A rua Dez de Novembro

Dalvit Greiner

Nos anos de 1970, recém-chegado a Belo Horizonte, moramos na rua Dez de Novembro. Na minha meninice, nem fazia ideia do que queria dizer aquela data que se transformara em rua. Achava estranho, até estudar e compreender o que ainda tenho como bizarrice burocrática.

Ruas também são monumentos e os governantes se esmeram em reproduzir suas ideias e ideologias, suas crenças e todos os seus “ismos” no nome das ruas da cidade. A rua Dez de Novembro é uma homenagem ao golpe de estado perpetrado por Getúlio Vargas, que ficou conhecido como o Estado Novo.

O bairro surgiu nos anos 1960 a partir de uma ocupação de pessoas vindas do interior. A partir de 1965 os prefeitos das capitais passaram a ser nomeados pelo regime militar. Eu na escola aprendi que o prefeito de Belo Horizonte era Oswaldo Pierucetti. Na rua, estava mais preocupado com a Seleção Brasileira de Futebol. O que sabia ou entendia de política não passava do nome do prefeito.

E agora, um exercício de imaginação: o prefeito de plantão – ou até mesmo algum vereador – resolveu forçar e reforçar uma homenagem ao golpe anterior. Bairro novo, ruas desconhecidas. Ficaria muito feio trocar o nome de alguma rua famosa. Mas, o que interessa é que cheguei no bairro e a rua já tinha esse nome, essa data.

À medida em que ganhamos musculatura intelectual (conhecimento) a gente vai se indignando com certos monumentos. Foi o que aconteceu comigo. Já não morava mais na rua Dez de Novembro quando, ao estudar os livros de História via a data do golpe de Getúlio Vargas.

Um golpe de Estado que se pretendia “salvar o Brasil do comunismo”. O discurso já tinha certa idade: desde que o socialismo e o comunismo entraram no campo de batalha que a direita o combateu pelo medo e pelo ódio. Incute o medo na cabeça daqueles que acreditam, sem provas, e passam a apoiar o “salvador”.

O Plano Cohen era falso. Uma mentira, que o Exército datilografara e mandara aos jornais, anunciava-se uma nova Intentona Comunista. O documento fora forjado por aqueles que queriam Getúlio Vargas como presidente, porém não queriam correr o risco de uma eleição, em 1938. Seus interesses eram muito maiores que o povo ou o Brasil.

Com um falso plano nas mãos, o apoio das Forças Armadas, Getúlio Vargas empoderou-se e aplicou um golpe de Estado em si mesmo, o governante eleito – mesmo que indiretamente – em 1934.
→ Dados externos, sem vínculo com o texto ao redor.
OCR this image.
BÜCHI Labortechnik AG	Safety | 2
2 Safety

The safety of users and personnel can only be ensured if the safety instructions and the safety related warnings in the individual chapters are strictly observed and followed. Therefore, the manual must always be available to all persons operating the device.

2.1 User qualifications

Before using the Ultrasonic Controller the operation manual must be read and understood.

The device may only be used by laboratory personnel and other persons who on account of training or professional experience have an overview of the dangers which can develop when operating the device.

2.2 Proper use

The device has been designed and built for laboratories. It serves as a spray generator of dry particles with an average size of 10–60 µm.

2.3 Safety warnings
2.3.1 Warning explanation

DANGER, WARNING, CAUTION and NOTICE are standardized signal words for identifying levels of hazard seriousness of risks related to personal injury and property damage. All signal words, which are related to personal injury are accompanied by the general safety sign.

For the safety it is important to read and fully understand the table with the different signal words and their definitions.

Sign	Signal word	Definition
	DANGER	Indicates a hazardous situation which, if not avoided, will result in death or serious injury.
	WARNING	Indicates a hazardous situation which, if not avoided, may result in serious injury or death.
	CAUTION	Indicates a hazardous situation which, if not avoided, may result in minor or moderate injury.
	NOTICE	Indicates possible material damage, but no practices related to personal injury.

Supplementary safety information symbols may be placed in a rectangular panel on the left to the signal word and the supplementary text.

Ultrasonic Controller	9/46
Essa mentira custou muito ao Brasil e a vida daquelas e daqueles que lutavam por um país melhor. Na esteira desses custos políticos e sociais perdeu, principalmente,  a educação. As discussões em torno da Escola Nova e a cooptação dos intelectuais da área, que se puseram a serviço do Estado, não redundaram numa lei de diretrizes e bases da educação nacional.

As discussões capitaneadas por Fernando de Azevedo, que seria a nossa primeira LDBEN, foram abortadas e engavetadas com o golpe do Estado Novo. A lei passara na Câmara Federal e seguiu para o Senado quando houve o Golpe de Estado e a dissolução do Congresso.

O dia 10 de novembro deveria ser o dia do fake news. Para que todos e todas se lembrem de como uma mentira, uma notícia falsa, uma fala odienta põe muita coisa a perder. Até mesmo um projeto de nação, a meu ver, o principal objetivo de uma educação pública e gratuita.


Imagem de destaque: Caricatura de J. Carlos sobre a campanha sucessória, 1937, in: LIMA, Hernan. História da caricatura no Brasil, volume 1.